Economic models are useful tools for helping to deal with these uncertainties. By abstracting from less important uncertainties, models provide a framework within which the workings of the economy can be quantified. In doing so, models generally reduce the complexity of the policy decision-making process and go some way towards helping monetary authorities achieve their goals. However, to the extent that models are only an approximation to the ‘true’ economy, there will always be uncertainty about the correct structure and parameters of an economic model.
Blinder (1995), commenting in his capacity as a central banker, observed that model uncertainty can have important implications for policy. In particular, uncertainty about the model may make monetary authorities more conservative in the sense that they determine the appropriate policy response ignoring uncertainty, ‘and then do less’. This conservative approach to policy was first formalised by Brainard (1967). Although Blinder views the Brainard conservatism principle ‘as extremely wise’, he admits that the result is not robust. For practical purposes, this recommendation leaves two questions unanswered. First, how much should policy be adjusted to account for model uncertainty? Second, is conservatism always the appropriate response?
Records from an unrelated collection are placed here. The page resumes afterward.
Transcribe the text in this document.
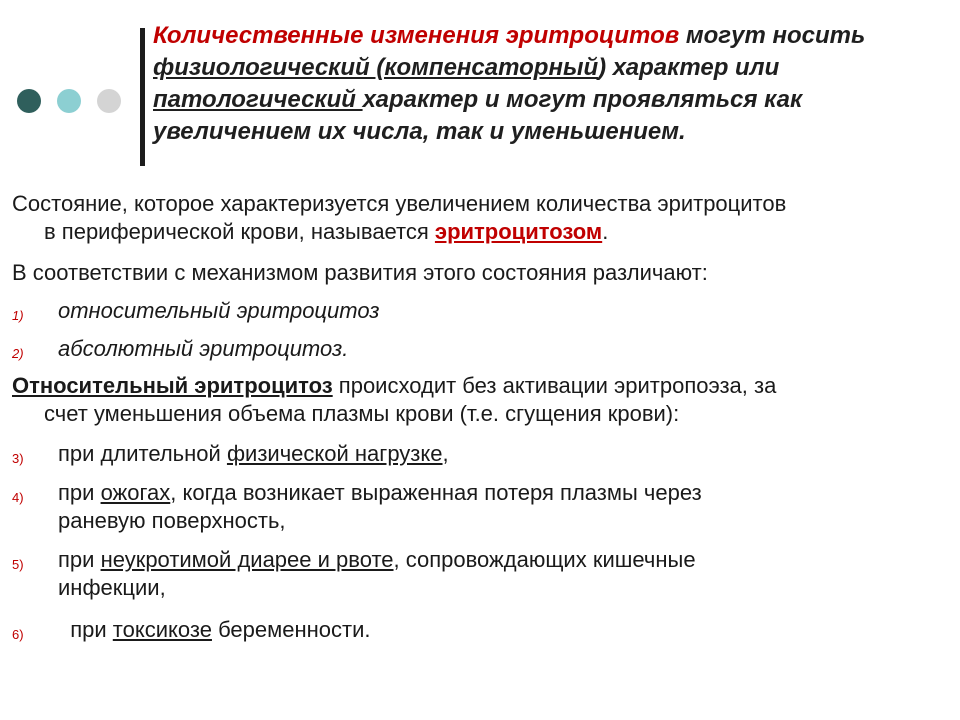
Количественные изменения эритроцитов могут носить физиологический (компенсаторный) характер или патологический характер и могут проявляться как увеличением их числа, так и уменьшением.
Состояние, которое характеризуется увеличением количества эритроцитов
в периферической крови, называется эритроцитозом.
В соответствии с механизмом развития этого состояния различают:
1) относительный эритроцитоз
2) абсолютный эритроцитоз.
Относительный эритроцитоз происходит без активации эритропоэза, за
счет уменьшения объема плазмы крови (т.е. сгущения крови):
3) при длительной физической нагрузке,
4) при ожогах, когда возникает выраженная потеря плазмы через
раневую поверхность,
5) при неукротимой диарее и рвоте, сопровождающих кишечные
инфекции,
6) при токсикозе беременности.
This paper addresses both of these questions by generalising the Brainard model to a multi-period horizon and a multivariate model. A small data-consistent model of the Australian economy is used to illustrate the effect of parameter uncertainty on policy responses. Contrary to Brainard's conservatism result, we show that parameter uncertainty can actually induce greater policy activism following most types of shocks. We argue that this increased activism is primarily a consequence of uncertainty about the persistence of shocks to the economy. This type of uncertainty cannot be incorporated into the static model of Brainard.
The remainder of the paper is structured as follows. In Section 2, we discuss the various sources of forecasting error which lie behind model uncertainty. Section 3 summarises the specification of a small macroeconomic model used in the remainder of the paper. Section 4 shows how sensitive policy responses are to changes in the parameter values when the policy-maker ignores this parameter uncertainty. Section 5 demonstrates how parameter uncertainty can be accommodated in the solution to a monetary authority's optimal policy problem and Section 6 illustrates the difference between naive policy, that ignores parameter uncertainty, and policy that explicitly takes parameter uncertainty into account. Section 7 concludes and summarises the practical implications for monetary policy.